Saddle Points

In high-dimensional loss landscapes, most critical points (where the gradient is zero) are saddle points, not local minima. The gradient vanishes but the point is a minimum in some directions and a maximum in others. Gradient descent can slow to a crawl near saddle points, wasting compute on negligible updates.

Intuition

Imagine walking on a mountain pass: you’re at the lowest point between two peaks (a minimum along the east-west axis) but also at the highest point of the ridge between two valleys (a maximum along the north-south axis). The gradient is zero because you’re at a critical point, but it’s not a minimum — if you could take one step north or south, you’d start descending again.
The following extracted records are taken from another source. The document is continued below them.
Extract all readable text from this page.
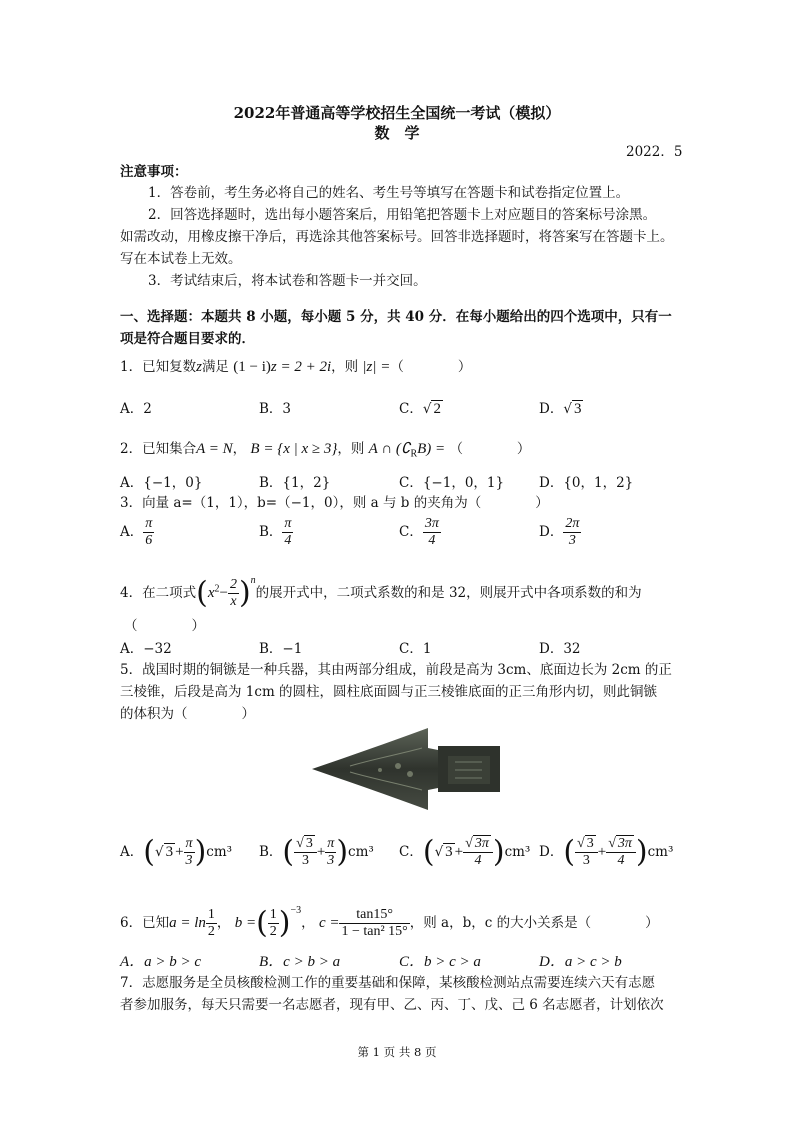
2022年普通高等学校招生全国统一考试（模拟）
数　学
2022．5
注意事项：
1．答卷前，考生务必将自己的姓名、考生号等填写在答题卡和试卷指定位置上。
2．回答选择题时，选出每小题答案后，用铅笔把答题卡上对应题目的答案标号涂黑。
如需改动，用橡皮擦干净后，再选涂其他答案标号。回答非选择题时，将答案写在答题卡上。
写在本试卷上无效。
3．考试结束后，将本试卷和答题卡一并交回。
一、选择题：本题共 8 小题，每小题 5 分，共 40 分．在每小题给出的四个选项中，只有一
项是符合题目要求的．
1．已知复数z满足 (1 − i)z = 2 + 2i，则 |z| =（　　　　）
A．2	B．3	C．√ 2	D．√ 3
2．已知集合A = N， B = {x | x ≥ 3}，则 A ∩ $(∁_RB)$ = （　　　　）
A．{−1，0}	B．{1，2}	C．{−1，0，1}	D．{0，1，2}
3．向量 a=（1，1），b=（−1，0），则 a 与 b 的夹角为（　　　　）
A． $\frac{\pi}{6}$	B． $\frac{\pi}{4}$	C． $\frac{3\pi}{4}$	D． $\frac{2\pi}{3}$
4．在二项式$(x^2- \frac{2}{x} )^n$的展开式中，二项式系数的和是 32，则展开式中各项系数的和为
（　　　　）
A．−32	B．−1	C．1	D．32
5．战国时期的铜镞是一种兵器，其由两部分组成，前段是高为 3cm、底面边长为 2cm 的正
三棱锥，后段是高为 1cm 的圆柱，圆柱底面圆与正三棱锥底面的正三角形内切，则此铜镞
的体积为（　　　　）
A．(√ $3 + \frac{\pi}{3} )cm^3$ B．( $\frac{√ 3}{3} + \frac{\pi}{3} )cm^3$ C．(√ $3 + \frac{√ 3\pi}{4} )cm^3$ D．( $\frac{√ 3}{3} + \frac{√ 3\pi}{4} )cm^3$
6．已知$a = \ln \frac{1}{2}$ ， b =( $\frac{1}{2} )^{-3}$， $c = \frac{\tan 15^\circ}{\text{1 − tan² 15°}}$ ，则 a，b，c 的大小关系是（　　　　）
A．a > b > c	B．c > b > a	C．b > c > a	D．a > c > b
7．志愿服务是全员核酸检测工作的重要基础和保障，某核酸检测站点需要连续六天有志愿
者参加服务，每天只需要一名志愿者，现有甲、乙、丙、丁、戊、己 6 名志愿者，计划依次
第 1 页 共 8 页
In low dimensions (2D, 3D), local minima are common and saddle points are rare. In high dimensions, the opposite is true. A critical point is a local minimum only if the Hessian is positive definite — all eigenvalues are positive. For a random matrix, this probability decreases exponentially with dimension. In 1000 dimensions, a critical point that happens to be a minimum in all 1000 directions is astronomically unlikely. Almost all critical points are saddle points.
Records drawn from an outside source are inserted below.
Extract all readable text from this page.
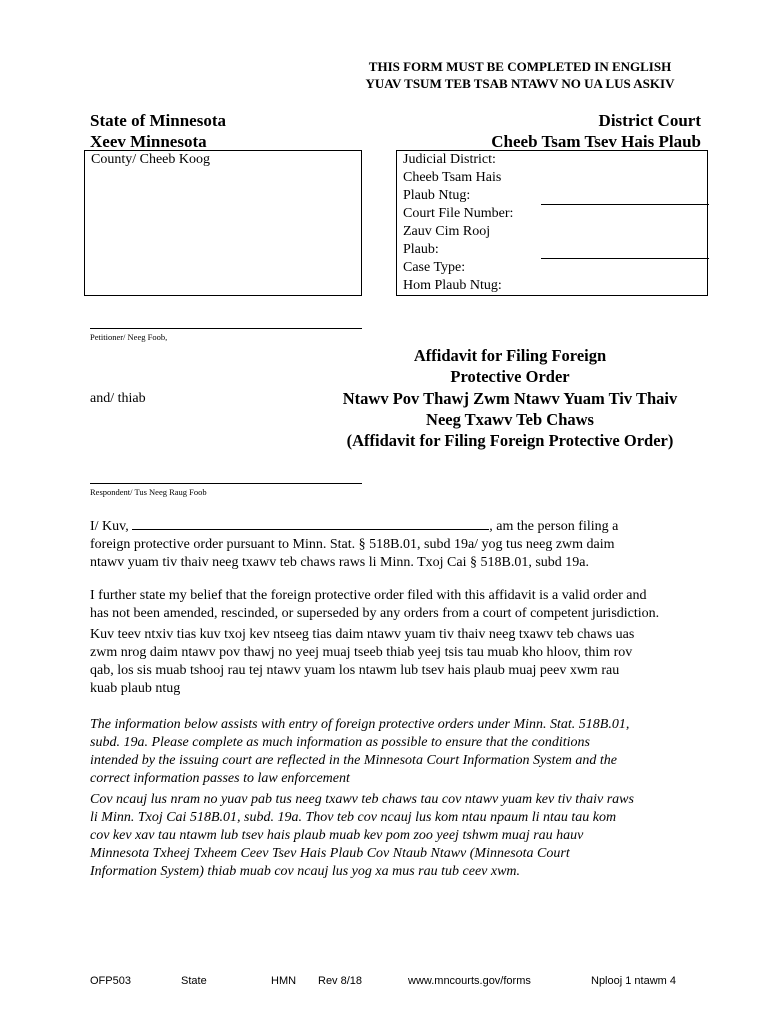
THIS FORM MUST BE COMPLETED IN ENGLISH
YUAV TSUM TEB TSAB NTAWV NO UA LUS ASKIV
State of Minnesota
Xeev Minnesota
District Court
Cheeb Tsam Tsev Hais Plaub
County/ Cheeb Koog	Judicial District:
Cheeb Tsam Hais
Plaub Ntug:
Court File Number:
Zauv Cim Rooj
Plaub:
Case Type:
Hom Plaub Ntug:
Petitioner/ Neeg Foob,
Affidavit for Filing Foreign
Protective Order
and/ thiab	Ntawv Pov Thawj Zwm Ntawv Yuam Tiv Thaiv
Neeg Txawv Teb Chaws
(Affidavit for Filing Foreign Protective Order)
Respondent/ Tus Neeg Raug Foob
I/ Kuv,	, am the person filing a
foreign protective order pursuant to Minn. Stat. § 518B.01, subd 19a/ yog tus neeg zwm daim
ntawv yuam tiv thaiv neeg txawv teb chaws raws li Minn. Txoj Cai § 518B.01, subd 19a.
I further state my belief that the foreign protective order filed with this affidavit is a valid order and
has not been amended, rescinded, or superseded by any orders from a court of competent jurisdiction.
Kuv teev ntxiv tias kuv txoj kev ntseeg tias daim ntawv yuam tiv thaiv neeg txawv teb chaws uas
zwm nrog daim ntawv pov thawj no yeej muaj tseeb thiab yeej tsis tau muab kho hloov, thim rov
qab, los sis muab tshooj rau tej ntawv yuam los ntawm lub tsev hais plaub muaj peev xwm rau
kuab plaub ntug
The information below assists with entry of foreign protective orders under Minn. Stat. 518B.01,
subd. 19a. Please complete as much information as possible to ensure that the conditions
intended by the issuing court are reflected in the Minnesota Court Information System and the
correct information passes to law enforcement
Cov ncauj lus nram no yuav pab tus neeg txawv teb chaws tau cov ntawv yuam kev tiv thaiv raws
li Minn. Txoj Cai 518B.01, subd. 19a. Thov teb cov ncauj lus kom ntau npaum li ntau tau kom
cov kev xav tau ntawm lub tsev hais plaub muab kev pom zoo yeej tshwm muaj rau hauv
Minnesota Txheej Txheem Ceev Tsev Hais Plaub Cov Ntaub Ntawv (Minnesota Court
Information System) thiab muab cov ncauj lus yog xa mus rau tub ceev xwm.
OFP503	State	HMN Rev 8/18	www.mncourts.gov/forms	Nplooj 1 ntawm 4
The good news is that saddle points aren’t permanent traps for SGD. The stochasticity in mini-batch gradients and the curvature from momentum help the optimiser escape. But they can cause long plateaus where training appears stuck, which is wasteful and can mislead practitioners into thinking the model has converged.

Manifestation

Loss plateaus for many steps then suddenly drops — the optimiser was near a saddle point and finally found a descent direction
Gradient norms become very small without the loss reaching a good value — distinguishes saddle points from true convergence
Training with full-batch gradient descent is much more susceptible to getting stuck than SGD — mini-batch noise helps escape
Second-order methods (which use curvature information) navigate saddle points efficiently but are too expensive for large models

Where It Appears

NN training (nn-training/): the primary context — deep networks have loss landscapes dominated by saddle points; momentum-based optimisers (Adam, SGD+momentum) are preferred partly because they escape saddle points faster
Policy gradient (policy-gradient/): policy optimisation landscapes also have saddle points — entropy regularisation helps by maintaining exploration of the parameter space
GANs (gans/): the GAN minimax objective has saddle points by construction (the Nash equilibrium is a saddle point of the minimax loss) — this is one reason GAN training is hard

Solutions at a Glance

Solution	Mechanism	Where documented
SGD with momentum	Momentum accumulates velocity, carrying the optimiser past saddle points	(standard optimiser)
Adam / AdamW	Adaptive learning rates per parameter — can navigate around saddle points via the second moment	`nn-training/`
Mini-batch noise	Stochastic gradients perturb the optimiser away from saddle points	(inherent in SGD)
Learning rate warmup	Gradual ramp-up prevents the optimiser from settling near early saddle points	`atomic-concepts/optimisation-primitives/learning-rate-warmup.md`
Entropy regularisation	In RL, maintains policy stochasticity, preventing the policy from collapsing to a saddle point	`atomic-concepts/regularisation/entropy-regularisation.md`

Historical Context

Dauphin et al. (2014) provided the first clear argument that saddle points, not local minima, are the primary obstacle in high-dimensional optimisation for deep learning. They showed that the loss surface of neural networks has exponentially more saddle points than local minima, and that the local minima that do exist tend to have loss values close to the global minimum. This shifted the research focus from “escaping local minima” (a 1990s concern) to “escaping saddle points” (the actual problem). The practical impact was a theoretical justification for stochastic methods: SGD’s noise is a feature, not a bug, because it prevents convergence to saddle points.